Four new classes, including AP English Language, will be implemented at the start of the 2018-19 school year to provide students with more options for weighted honors and Advanced Placement (AP) courses.
According to Principal Kim Diorio, three additional classes — Human Anatomy and Physiology, AP Research, and Business Management and Leadership Honors — will also be added to the course catalog. Additionally, the administration is exploring ways to credit visual and performing arts classes with weighted grades.
While the English Department is still discussing the details of the AP English Language course, Assistant Principal Adam Paulson confirms the class will officially launch next school year.

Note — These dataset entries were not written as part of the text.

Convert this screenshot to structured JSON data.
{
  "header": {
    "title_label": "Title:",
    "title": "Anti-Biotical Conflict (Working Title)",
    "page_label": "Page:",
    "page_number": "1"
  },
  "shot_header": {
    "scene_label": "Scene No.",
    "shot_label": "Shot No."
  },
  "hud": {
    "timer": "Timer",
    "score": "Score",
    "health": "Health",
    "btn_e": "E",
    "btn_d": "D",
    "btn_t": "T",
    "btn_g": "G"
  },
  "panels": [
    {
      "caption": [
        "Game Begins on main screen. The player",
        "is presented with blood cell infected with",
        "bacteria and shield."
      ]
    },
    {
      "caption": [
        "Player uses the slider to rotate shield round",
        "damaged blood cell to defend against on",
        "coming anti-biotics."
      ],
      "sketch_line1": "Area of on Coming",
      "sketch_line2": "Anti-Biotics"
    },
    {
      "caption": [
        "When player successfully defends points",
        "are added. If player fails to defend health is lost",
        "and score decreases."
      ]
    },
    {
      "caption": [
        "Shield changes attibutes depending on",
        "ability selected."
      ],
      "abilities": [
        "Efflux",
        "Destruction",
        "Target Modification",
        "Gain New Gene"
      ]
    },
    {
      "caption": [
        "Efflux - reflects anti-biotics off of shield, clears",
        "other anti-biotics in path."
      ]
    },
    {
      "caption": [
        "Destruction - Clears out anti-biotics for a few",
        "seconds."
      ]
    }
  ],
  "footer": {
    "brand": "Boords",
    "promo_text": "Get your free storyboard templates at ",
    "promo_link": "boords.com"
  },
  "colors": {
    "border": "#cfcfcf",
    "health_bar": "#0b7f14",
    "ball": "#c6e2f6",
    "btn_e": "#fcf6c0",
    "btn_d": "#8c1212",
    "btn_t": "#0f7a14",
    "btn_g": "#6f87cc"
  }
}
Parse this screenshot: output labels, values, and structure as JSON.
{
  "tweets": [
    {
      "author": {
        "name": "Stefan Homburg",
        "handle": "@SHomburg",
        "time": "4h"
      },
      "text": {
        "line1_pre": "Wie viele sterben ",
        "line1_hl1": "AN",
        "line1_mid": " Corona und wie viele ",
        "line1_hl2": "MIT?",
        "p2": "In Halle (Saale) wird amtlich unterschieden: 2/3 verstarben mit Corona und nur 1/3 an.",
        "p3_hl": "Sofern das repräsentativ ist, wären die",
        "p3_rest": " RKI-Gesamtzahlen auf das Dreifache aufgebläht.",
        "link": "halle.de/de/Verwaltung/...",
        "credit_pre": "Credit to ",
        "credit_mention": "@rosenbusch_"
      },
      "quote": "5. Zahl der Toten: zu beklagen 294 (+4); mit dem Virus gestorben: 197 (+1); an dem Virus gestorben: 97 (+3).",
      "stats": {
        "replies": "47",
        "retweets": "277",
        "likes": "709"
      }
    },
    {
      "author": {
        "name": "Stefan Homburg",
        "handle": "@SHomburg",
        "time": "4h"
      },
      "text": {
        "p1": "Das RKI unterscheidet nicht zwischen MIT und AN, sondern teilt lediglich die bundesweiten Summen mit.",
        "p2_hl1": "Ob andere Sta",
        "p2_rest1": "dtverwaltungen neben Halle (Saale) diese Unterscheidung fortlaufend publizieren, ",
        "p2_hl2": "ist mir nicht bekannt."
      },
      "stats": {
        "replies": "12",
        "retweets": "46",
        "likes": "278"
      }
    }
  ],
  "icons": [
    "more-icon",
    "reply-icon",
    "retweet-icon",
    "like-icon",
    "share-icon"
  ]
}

“AP English Language came about for the equity and access, and trying to get more kids into AP English classes,” Diorio said. “One of our school goals is to get more of our underserved kids in our honors and AP courses. AP English Literature is really for a certain type of student, and I think AP English Language will have a broader appeal.”
While the existing AP English Literature and World Literature classes involve an exceptional amount of reading and analyzing, AP English Language will focus on the writing and rhetoric involved in nonfiction texts and graphic images. Students will mainly practice argumentative essays to develop their own writing style, according to the course description from the College Board.
The course will most likely be offered to juniors and seniors as a weighted class.
However, there is still debate over whether adding the course will discourage students from enrolling in unweighted English electives; solutions to this ongoing problem include crediting English electives as honors classes or possibly even converting American Literature Honors to an unweighted elective.
The thought behind these options is to incentivise students to take courses for the content rather than the effects the final grade may have on students’ GPA.
“I think [AP English Language] might be a helpful class if it’s focused on writing because that might help [with] our college essays,” said sophomore Alana Abeyta. “Also, since it helps your GPA, people might want to take it for that reason.”
“I think we definitely hear that there’s a desire for more APs, and yet at the same time, as teachers, we’re all struggling with [the fact that] if we add APs it will just increase the competitiveness.”
The introduction of a new AP Capstone Designation feature on students’ college applications allows for students to receive acknowledgement by indicating that they have taken AP Seminar, AP Research and four additional AP courses.
This opens up the possibility of sophomores registering for AP courses, such as AP Music Theory and AP Computer Science.
Moreover, AP Computer Science Principles may be offered as an option for freshmen or sophomores who have an early interest in computer science.
The decision to incorporate these new courses into Paly’s curriculum is controversial, however because freshmen and most sophomores are currently discouraged from enrolling in AP classes.
“I definitely would have taken more APs if I could have but I feel like if they start making them available to sophomores now then that may be an unfair advantage.”
According to Diorio, next steps include communicating with Gunn High School in order to produce equitable courses and opportunities.
“One of the things we’re trying to do with Gunn is trying to make our programs a little more similar, so it’s not so different depending on which high school you go to,” Diorio said. “My vision would be that two or three years from now, we would actually have one course catalog for both high schools.”